Erreur fréquente de débutant
Choisir un produit parce qu'on l'aime soi-même, ou parce qu'on le trouve « joli » ou « pratique », sans jamais vérifier si d'autres personnes à Mayotte en veulent réellement. C'est une erreur naturelle : on a tendance à croire que nos propres goûts reflètent ceux du marché. Mais un produit qui te plaît personnellement peut très bien ne correspondre à aucune demande locale, tandis qu'un produit qui te semble banal peut être activement recherché par des dizaines de personnes autour de toi. La question à te poser n'est jamais « est-ce que j'aime ce produit ? » mais « ai-je vu, de mes propres yeux, des signaux concrets que des gens le cherchent ? ». Si la réponse est non, ce n'est pas encore le moment d'acheter du stock.
Ce que la Chine peut t'apprendre ici
Vers la fin des années 1970, la Chine n'a pas ouvert son économie au monde entier d'un seul coup [8:58–9:30 dans la transcription source]. Les dirigeants de l'époque ont d'abord créé des zones économiques spéciales, des territoires limités où de nouvelles règles étaient testées à petite échelle, avant de généraliser ce qui fonctionnait au reste du pays. Autrement dit : tester petit, sur un périmètre maîtrisé, avant d'engager des moyens à grande échelle. Applique la même logique à ton projet : ne teste jamais une idée de produit sur « tout Mayotte » d'un coup.
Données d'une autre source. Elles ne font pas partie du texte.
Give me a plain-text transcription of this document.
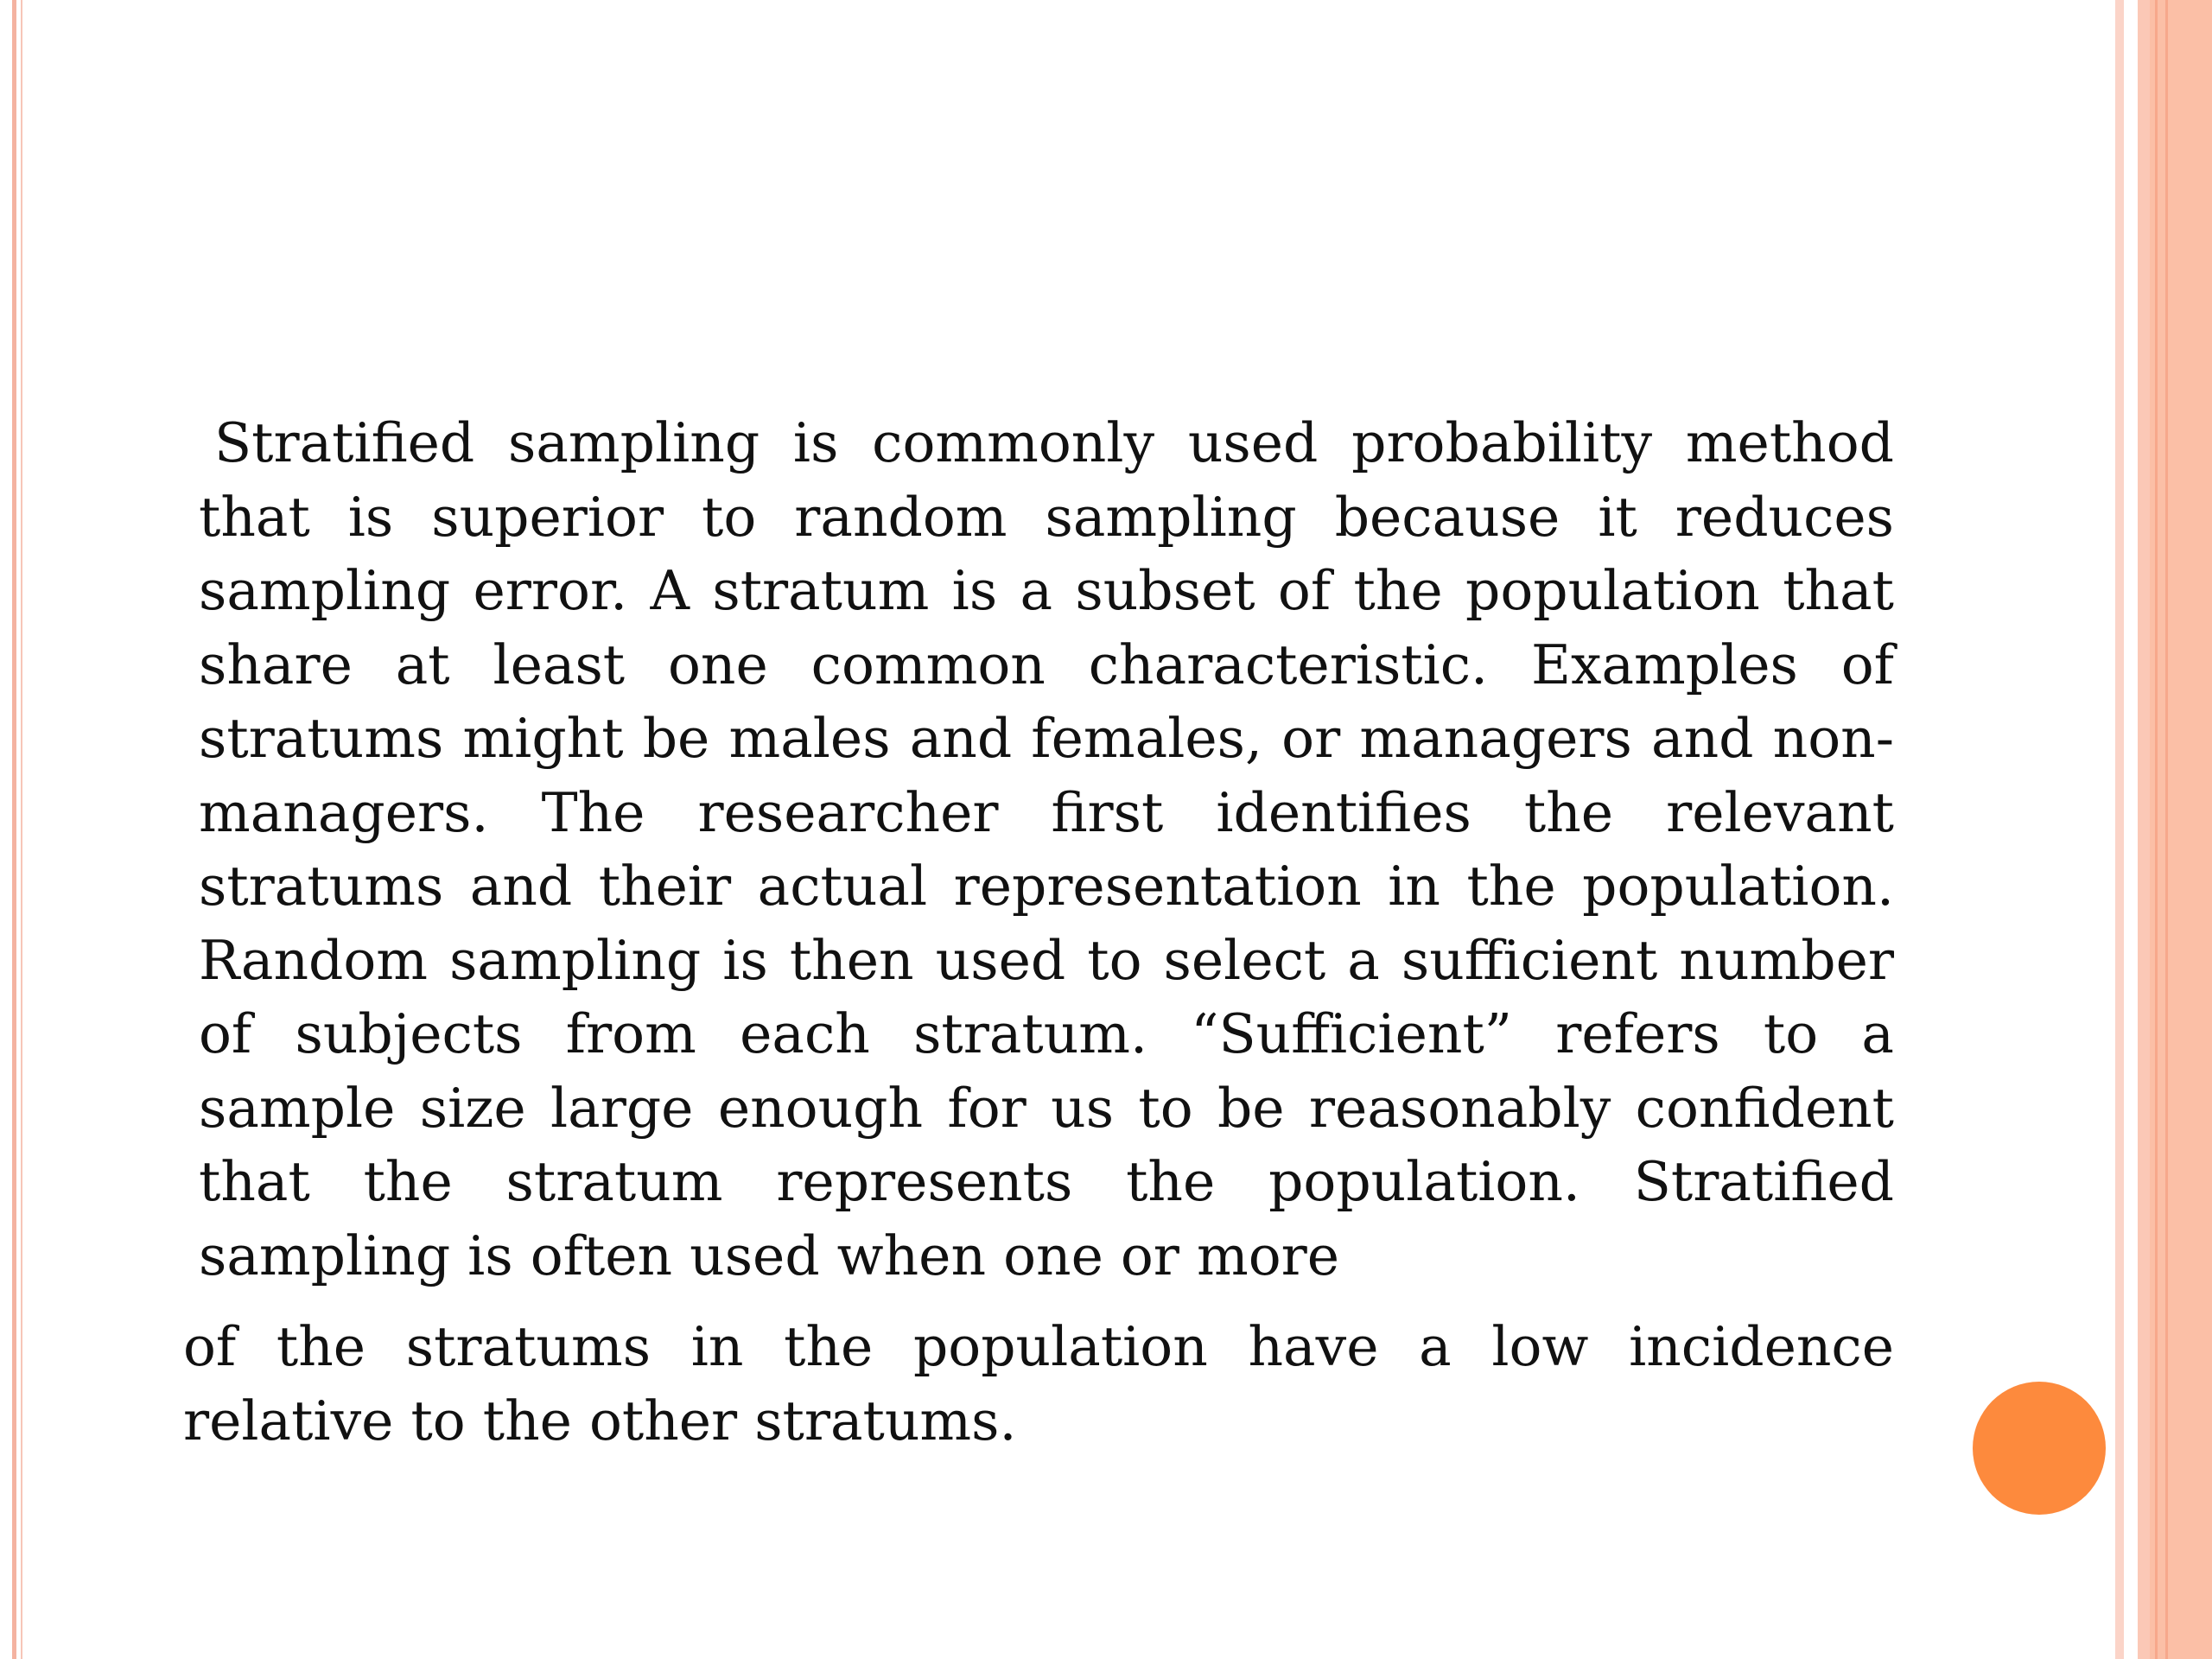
Stratified sampling is commonly used probability method that is superior to random sampling because it reduces sampling error. A stratum is a subset of the population that share at least one common characteristic. Examples of stratums might be males and females, or managers and non-managers. The researcher first identifies the relevant stratums and their actual representation in the population. Random sampling is then used to select a sufficient number of subjects from each stratum. “Sufficient” refers to a sample size large enough for us to be reasonably confident that the stratum represents the population. Stratified sampling is often used when one or more

of the stratums in the population have a low incidence relative to the other stratums.
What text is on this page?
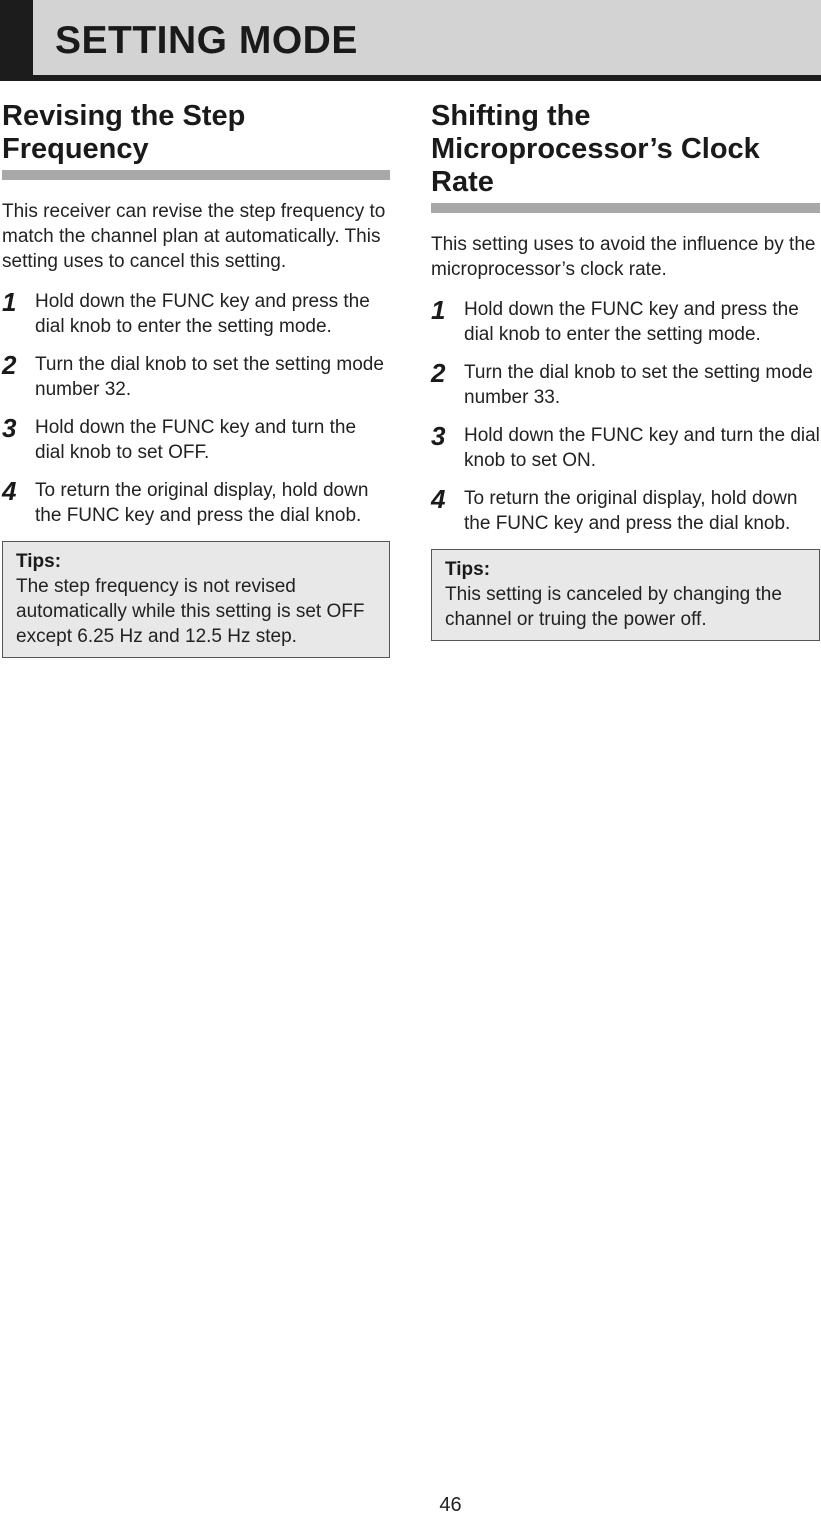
SETTING MODE
Revising the Step
Frequency

This receiver can revise the step frequency to match the channel plan at automatically. This setting uses to cancel this setting.

1 Hold down the FUNC key and press the dial knob to enter the setting mode.
2 Turn the dial knob to set the setting mode number 32.
3 Hold down the FUNC key and turn the dial knob to set OFF.
4 To return the original display, hold down the FUNC key and press the dial knob.
Tips:
The step frequency is not revised automatically while this setting is set OFF except 6.25 Hz and 12.5 Hz step.
Shifting the
Microprocessor’s Clock
Rate

This setting uses to avoid the influence by the microprocessor’s clock rate.

1 Hold down the FUNC key and press the dial knob to enter the setting mode.
2 Turn the dial knob to set the setting mode number 33.
3 Hold down the FUNC key and turn the dial knob to set ON.
4 To return the original display, hold down the FUNC key and press the dial knob.
Tips:
This setting is canceled by changing the channel or truing the power off.
46
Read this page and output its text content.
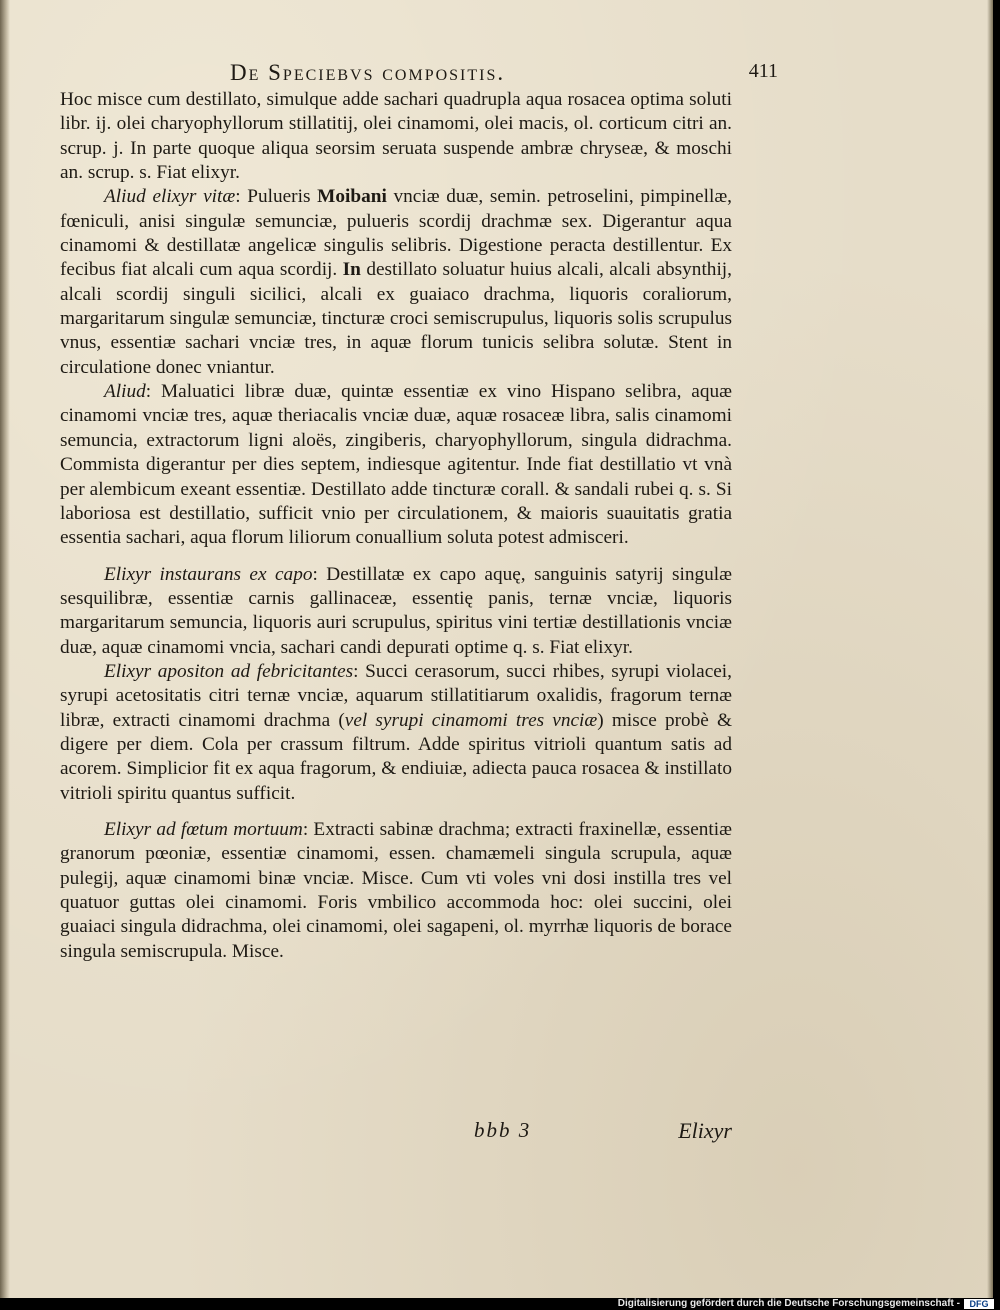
De Speciebvs compositis.	411

Hoc misce cum destillato, simulque adde sachari quadrupla aqua rosacea optima soluti libr. ij. olei charyophyllorum stillatitij, olei cinamomi, olei macis, ol. corticum citri an. scrup. j. In parte quoque aliqua seorsim seruata suspende ambræ chryseæ, & moschi an. scrup. s. Fiat elixyr.

Aliud elixyr vitæ: Pulueris Moibani vnciæ duæ, semin. petroselini, pimpinellæ, fœniculi, anisi singulæ semunciæ, pulueris scordij drachmæ sex. Digerantur aqua cinamomi & destillatæ angelicæ singulis selibris. Digestione peracta destillentur. Ex fecibus fiat alcali cum aqua scordij. In destillato soluatur huius alcali, alcali absynthij, alcali scordij singuli sicilici, alcali ex guaiaco drachma, liquoris coraliorum, margaritarum singulæ semunciæ, tincturæ croci semiscrupulus, liquoris solis scrupulus vnus, essentiæ sachari vnciæ tres, in aquæ florum tunicis selibra solutæ. Stent in circulatione donec vniantur.

Aliud: Maluatici libræ duæ, quintæ essentiæ ex vino Hispano selibra, aquæ cinamomi vnciæ tres, aquæ theriacalis vnciæ duæ, aquæ rosaceæ libra, salis cinamomi semuncia, extractorum ligni aloës, zingiberis, charyophyllorum, singula didrachma. Commista digerantur per dies septem, indiesque agitentur. Inde fiat destillatio vt vnà per alembicum exeant essentiæ. Destillato adde tincturæ corall. & sandali rubei q. s. Si laboriosa est destillatio, sufficit vnio per circulationem, & maioris suauitatis gratia essentia sachari, aqua florum liliorum conuallium soluta potest admisceri.

Elixyr instaurans ex capo: Destillatæ ex capo aquę, sanguinis satyrij singulæ sesquilibræ, essentiæ carnis gallinaceæ, essentię panis, ternæ vnciæ, liquoris margaritarum semuncia, liquoris auri scrupulus, spiritus vini tertiæ destillationis vnciæ duæ, aquæ cinamomi vncia, sachari candi depurati optime q. s. Fiat elixyr.

Elixyr apositon ad febricitantes: Succi cerasorum, succi rhibes, syrupi violacei, syrupi acetositatis citri ternæ vnciæ, aquarum stillatitiarum oxalidis, fragorum ternæ libræ, extracti cinamomi drachma (vel syrupi cinamomi tres vnciæ) misce probè & digere per diem. Cola per crassum filtrum. Adde spiritus vitrioli quantum satis ad acorem. Simplicior fit ex aqua fragorum, & endiuiæ, adiecta pauca rosacea & instillato vitrioli spiritu quantus sufficit.

Elixyr ad fœtum mortuum: Extracti sabinæ drachma; extracti fraxinellæ, essentiæ granorum pœoniæ, essentiæ cinamomi, essen. chamæmeli singula scrupula, aquæ pulegij, aquæ cinamomi binæ vnciæ. Misce. Cum vti voles vni dosi instilla tres vel quatuor guttas olei cinamomi. Foris vmbilico accommoda hoc: olei succini, olei guaiaci singula didrachma, olei cinamomi, olei sagapeni, ol. myrrhæ liquoris de borace singula semiscrupula. Misce.

bbb 3	Elixyr
Digitalisierung gefördert durch die Deutsche Forschungsgemeinschaft -	DFG
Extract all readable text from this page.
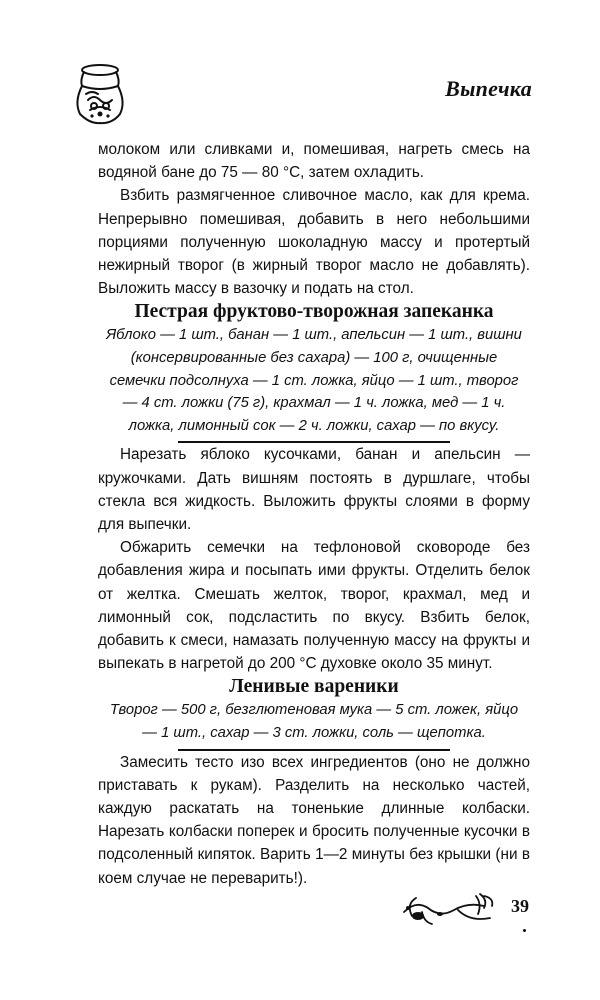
Выпечка

молоком или сливками и, помешивая, нагреть смесь на водяной бане до 75 — 80 °С, затем охладить.

Взбить размягченное сливочное масло, как для крема. Непрерывно помешивая, добавить в него небольшими порциями полученную шоколадную массу и протертый нежирный творог (в жирный творог масло не добавлять). Выложить массу в вазочку и подать на стол.

Пестрая фруктово-творожная запеканка

Яблоко — 1 шт., банан — 1 шт., апельсин — 1 шт., вишни (консервированные без сахара) — 100 г, очищенные семечки подсолнуха — 1 ст. ложка, яйцо — 1 шт., творог — 4 ст. ложки (75 г), крахмал — 1 ч. ложка, мед — 1 ч. ложка, лимонный сок — 2 ч. ложки, сахар — по вкусу.

Нарезать яблоко кусочками, банан и апельсин — кружочками. Дать вишням постоять в дуршлаге, чтобы стекла вся жидкость. Выложить фрукты слоями в форму для выпечки.

Обжарить семечки на тефлоновой сковороде без добавления жира и посыпать ими фрукты. Отделить белок от желтка. Смешать желток, творог, крахмал, мед и лимонный сок, подсластить по вкусу. Взбить белок, добавить к смеси, намазать полученную массу на фрукты и выпекать в нагретой до 200 °С духовке около 35 минут.

Ленивые вареники

Творог — 500 г, безглютеновая мука — 5 ст. ложек, яйцо — 1 шт., сахар — 3 ст. ложки, соль — щепотка.

Замесить тесто изо всех ингредиентов (оно не должно приставать к рукам). Разделить на несколько частей, каждую раскатать на тоненькие длинные колбаски. Нарезать колбаски поперек и бросить полученные кусочки в подсоленный кипяток. Варить 1—2 минуты без крышки (ни в коем случае не переварить!).

39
Teste-la d'abord sur un tout petit périmètre — un quartier, un seul groupe WhatsApp, ton propre cercle de connaissances — et n'investis davantage que si ce petit périmètre te renvoie des signaux de demande clairs.
Action pratique à faire dans les 24h
Rejoins ou observe 3 groupes Facebook ou WhatsApp de vente locaux (vente entre particuliers, bons plans, groupes de quartier ou de village). Pendant les prochains jours, sans rien publier toi-même, note chaque produit qui revient plusieurs fois dans les demandes des membres. Garde une liste simple sur ton téléphone : nom du produit, nombre de fois où tu l'as vu demandé, et dans quel groupe.
Questions de récupération active
Coche une question seulement après avoir essayé d'y répondre à voix haute, sans relire le module.
Mini-exercice
Choisis un groupe Facebook ou WhatsApp de vente que tu connais déjà (ou que tu peux rejoindre facilement). Fais défiler les messages des sept derniers jours et note trois produits ou catégories de produits qui reviennent le plus souvent dans les demandes des membres, avec une estimation du nombre de fois où tu les as vus mentionnés.
Voir la correction / un exemple de réponse
Exemple de réponse : « Dans le groupe "Bons plans Mamoudzou", sur les sept derniers jours, j'ai repéré des demandes répétées de trois types : des powerbanks/chargeurs solaires (environ 9 mentions), des tenues et chaussures pour enfants en bas âge (environ 12 mentions), et des ustensiles de cuisine type moules ou mixeurs (environ 6 mentions). Le produit le plus demandé, tenues et chaussures pour enfants, mérite d'être creusé en priorité au module suivant, car le signal de demande y est le plus net. » Ce ne sont que des ordres de grandeur : l'important est la méthode d'observation, pas le chiffre exact.
Quand réviser
Reviens sur cette notion à J+1 : reprends ta liste de produits observés au module 1 et confronte-la à ce que tu as réellement vu dans les groupes cette semaine — élimine tout produit qui te plaît personnellement mais pour lequel tu n'as trouvé aucun signal de demande concret.